490 F.2d 89
UNITED STATES of America, Plaintiff-Appellee,
Jimmy NOEL, Defendant-Appellant.
United States Court of Appeals, Sixth Circuit.
Argued Dec. 12, 1973.
Decided Jan. 10, 1974.
Stanley Fink, Memphis, Tenn., on brief, for defendant-appellant.
Thomas F. Turley, Jr., U.S. Atty., Robert F. Colvin, Asst. U.S. Atty., Western District of Tennessee, Memphis, Tenn., on brief, for plaintiff-appellee.
Before EDWARDS, CELEBREZZE and MILLER, Circuit Judges.
This is an appeal from judgments and sentences entered on a three-count indictment after a jury trial in the United States District Court for the Western District of Tennessee, Western Division. Appellant had been charged with violations of 21 U.S.C. 841 (1970), and 18 U.S.C. 2 (1970), for aiding and abetting and for serving as a principal in the sale and distribution of heroin.

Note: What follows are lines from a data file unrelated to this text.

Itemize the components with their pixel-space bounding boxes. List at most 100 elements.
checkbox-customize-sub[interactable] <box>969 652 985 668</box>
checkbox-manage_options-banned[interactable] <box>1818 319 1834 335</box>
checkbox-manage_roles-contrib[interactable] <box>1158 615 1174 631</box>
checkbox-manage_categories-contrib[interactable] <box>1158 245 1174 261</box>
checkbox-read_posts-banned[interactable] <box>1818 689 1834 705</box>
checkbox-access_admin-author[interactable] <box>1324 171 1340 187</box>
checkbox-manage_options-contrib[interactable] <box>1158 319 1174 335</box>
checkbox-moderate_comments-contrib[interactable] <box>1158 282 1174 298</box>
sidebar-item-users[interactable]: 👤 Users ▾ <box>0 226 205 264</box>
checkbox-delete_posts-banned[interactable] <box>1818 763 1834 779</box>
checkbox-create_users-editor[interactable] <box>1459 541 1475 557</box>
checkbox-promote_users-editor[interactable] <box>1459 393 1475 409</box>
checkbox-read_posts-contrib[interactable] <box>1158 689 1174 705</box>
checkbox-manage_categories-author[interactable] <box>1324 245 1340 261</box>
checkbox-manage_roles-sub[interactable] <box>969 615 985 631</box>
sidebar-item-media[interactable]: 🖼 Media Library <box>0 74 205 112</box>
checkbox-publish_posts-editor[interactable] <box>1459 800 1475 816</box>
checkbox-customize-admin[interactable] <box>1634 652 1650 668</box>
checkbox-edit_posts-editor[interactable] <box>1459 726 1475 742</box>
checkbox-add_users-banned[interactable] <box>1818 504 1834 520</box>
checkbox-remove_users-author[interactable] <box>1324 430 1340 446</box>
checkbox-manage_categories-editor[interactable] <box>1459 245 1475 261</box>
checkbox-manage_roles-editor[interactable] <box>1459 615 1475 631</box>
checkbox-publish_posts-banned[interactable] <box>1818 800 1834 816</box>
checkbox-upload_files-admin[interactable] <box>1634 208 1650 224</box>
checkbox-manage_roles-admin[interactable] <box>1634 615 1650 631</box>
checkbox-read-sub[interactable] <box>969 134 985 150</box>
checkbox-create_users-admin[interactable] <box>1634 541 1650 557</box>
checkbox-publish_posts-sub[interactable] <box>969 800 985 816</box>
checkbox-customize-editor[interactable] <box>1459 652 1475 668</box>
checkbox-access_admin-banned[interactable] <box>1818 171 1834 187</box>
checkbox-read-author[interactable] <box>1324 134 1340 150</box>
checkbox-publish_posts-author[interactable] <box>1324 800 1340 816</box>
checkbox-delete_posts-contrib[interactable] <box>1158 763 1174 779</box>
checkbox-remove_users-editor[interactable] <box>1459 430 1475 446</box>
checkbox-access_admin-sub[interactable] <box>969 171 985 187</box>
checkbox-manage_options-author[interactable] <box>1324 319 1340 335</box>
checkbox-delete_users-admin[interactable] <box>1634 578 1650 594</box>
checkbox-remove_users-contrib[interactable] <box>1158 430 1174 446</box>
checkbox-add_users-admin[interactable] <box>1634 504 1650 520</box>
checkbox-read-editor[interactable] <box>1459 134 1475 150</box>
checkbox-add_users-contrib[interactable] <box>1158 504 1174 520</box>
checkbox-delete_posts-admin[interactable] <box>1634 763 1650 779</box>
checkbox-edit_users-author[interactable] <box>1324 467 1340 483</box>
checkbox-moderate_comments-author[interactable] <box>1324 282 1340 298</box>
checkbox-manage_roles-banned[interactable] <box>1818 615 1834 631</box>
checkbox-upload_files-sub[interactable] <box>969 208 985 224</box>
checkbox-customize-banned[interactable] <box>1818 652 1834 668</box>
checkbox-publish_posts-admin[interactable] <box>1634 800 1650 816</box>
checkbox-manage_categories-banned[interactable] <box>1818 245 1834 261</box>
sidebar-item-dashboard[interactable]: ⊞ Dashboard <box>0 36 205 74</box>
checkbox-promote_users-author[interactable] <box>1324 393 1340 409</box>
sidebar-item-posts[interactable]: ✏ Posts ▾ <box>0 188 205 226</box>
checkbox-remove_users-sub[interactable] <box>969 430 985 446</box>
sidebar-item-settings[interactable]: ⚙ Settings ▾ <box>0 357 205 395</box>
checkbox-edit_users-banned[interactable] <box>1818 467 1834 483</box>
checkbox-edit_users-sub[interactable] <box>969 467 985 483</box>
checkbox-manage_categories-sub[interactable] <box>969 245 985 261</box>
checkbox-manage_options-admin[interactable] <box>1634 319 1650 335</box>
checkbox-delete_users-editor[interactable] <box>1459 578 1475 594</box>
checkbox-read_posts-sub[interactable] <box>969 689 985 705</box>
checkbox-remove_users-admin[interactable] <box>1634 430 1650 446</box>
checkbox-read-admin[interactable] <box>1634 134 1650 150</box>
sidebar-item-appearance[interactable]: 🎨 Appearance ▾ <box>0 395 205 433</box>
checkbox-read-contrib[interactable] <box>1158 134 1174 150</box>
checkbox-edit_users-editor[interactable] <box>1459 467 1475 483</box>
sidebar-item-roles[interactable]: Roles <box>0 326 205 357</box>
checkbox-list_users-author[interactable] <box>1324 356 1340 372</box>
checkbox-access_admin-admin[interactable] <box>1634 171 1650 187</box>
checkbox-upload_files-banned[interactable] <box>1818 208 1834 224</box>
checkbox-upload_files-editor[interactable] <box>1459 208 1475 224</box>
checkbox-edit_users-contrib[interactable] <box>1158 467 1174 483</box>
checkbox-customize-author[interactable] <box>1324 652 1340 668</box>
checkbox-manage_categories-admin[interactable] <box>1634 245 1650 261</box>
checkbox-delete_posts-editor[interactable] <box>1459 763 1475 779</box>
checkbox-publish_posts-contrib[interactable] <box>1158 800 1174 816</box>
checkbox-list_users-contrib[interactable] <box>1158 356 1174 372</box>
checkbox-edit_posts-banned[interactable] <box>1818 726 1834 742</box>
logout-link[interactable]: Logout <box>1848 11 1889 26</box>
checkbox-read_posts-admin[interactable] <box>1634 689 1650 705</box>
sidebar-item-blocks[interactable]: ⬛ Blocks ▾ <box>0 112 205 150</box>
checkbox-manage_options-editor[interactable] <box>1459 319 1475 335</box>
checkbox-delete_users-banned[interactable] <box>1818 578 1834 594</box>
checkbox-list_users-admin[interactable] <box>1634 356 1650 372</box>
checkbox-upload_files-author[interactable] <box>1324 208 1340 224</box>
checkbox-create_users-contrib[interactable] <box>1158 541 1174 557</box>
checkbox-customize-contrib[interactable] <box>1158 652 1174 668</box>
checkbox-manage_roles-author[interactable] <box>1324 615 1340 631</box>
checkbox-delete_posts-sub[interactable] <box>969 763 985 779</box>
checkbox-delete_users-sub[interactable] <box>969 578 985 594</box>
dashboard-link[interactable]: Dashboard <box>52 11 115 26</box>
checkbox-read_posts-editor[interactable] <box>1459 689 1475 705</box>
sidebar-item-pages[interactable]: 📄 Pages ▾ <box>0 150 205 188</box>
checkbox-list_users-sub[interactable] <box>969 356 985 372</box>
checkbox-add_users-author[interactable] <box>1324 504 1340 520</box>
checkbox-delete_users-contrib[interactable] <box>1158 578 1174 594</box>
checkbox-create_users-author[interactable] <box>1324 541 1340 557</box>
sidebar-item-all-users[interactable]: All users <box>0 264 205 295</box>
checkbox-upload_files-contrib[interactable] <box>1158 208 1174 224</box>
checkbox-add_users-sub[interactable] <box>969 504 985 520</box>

On review of the briefs and appendices and oral arguments, the court finds that the record contains ample evidence from which the jury verdicts of guilty could properly have been entered. Additionally, we find no reversible error in the court's handling of voir dire of the prospective jurors, United States v. Carabbia, 381 F.2d 133 (6th Cir.), cert. denied, 389 U.S. 1007, 88 S.Ct. 564, 19 L.Ed.2d 602 (1967), nor in the rulings on admission or exclusion of evidence.
As to this latter question pertaining to the offer of polygraph evidence, see United States v. Tremont, 351 F.2d 144 (6th Cir. 1965), cert. denied, 383 U.S. 944, 86 S.Ct. 1198, 16 L.Ed.2d 207 (1966).
The principal issue argued before the court concerned whether or not the first two counts of the indictment represented in actuality the commission of only one crime. In this regard the first and second counts charged the defendant with aiding and abetting in the sale of 104 grams of a substance containing heroin, and another count of aiding and abetting in the sale of .76 grams of a substance containing heroin, both on the same day and through the same agent.
The government's testimony on this score, however, indicated that the sale arranged with appellant Noel pertained to two 'spoons' of heroin for two separate individuals. The security restrictions of the seller called for delivery by another person at a specific time and place and to only one party. We regard these facts as being such as to require differing substantive proofs as to the two offenses, and that as a consequence, convictions on the two counts were valid.
In addition, we note that the District Judge administered the same sentence on all three counts, with the sentences being designated to run concurrently.1
No other issues of merit being presented, we affirm the judgment of the District Court.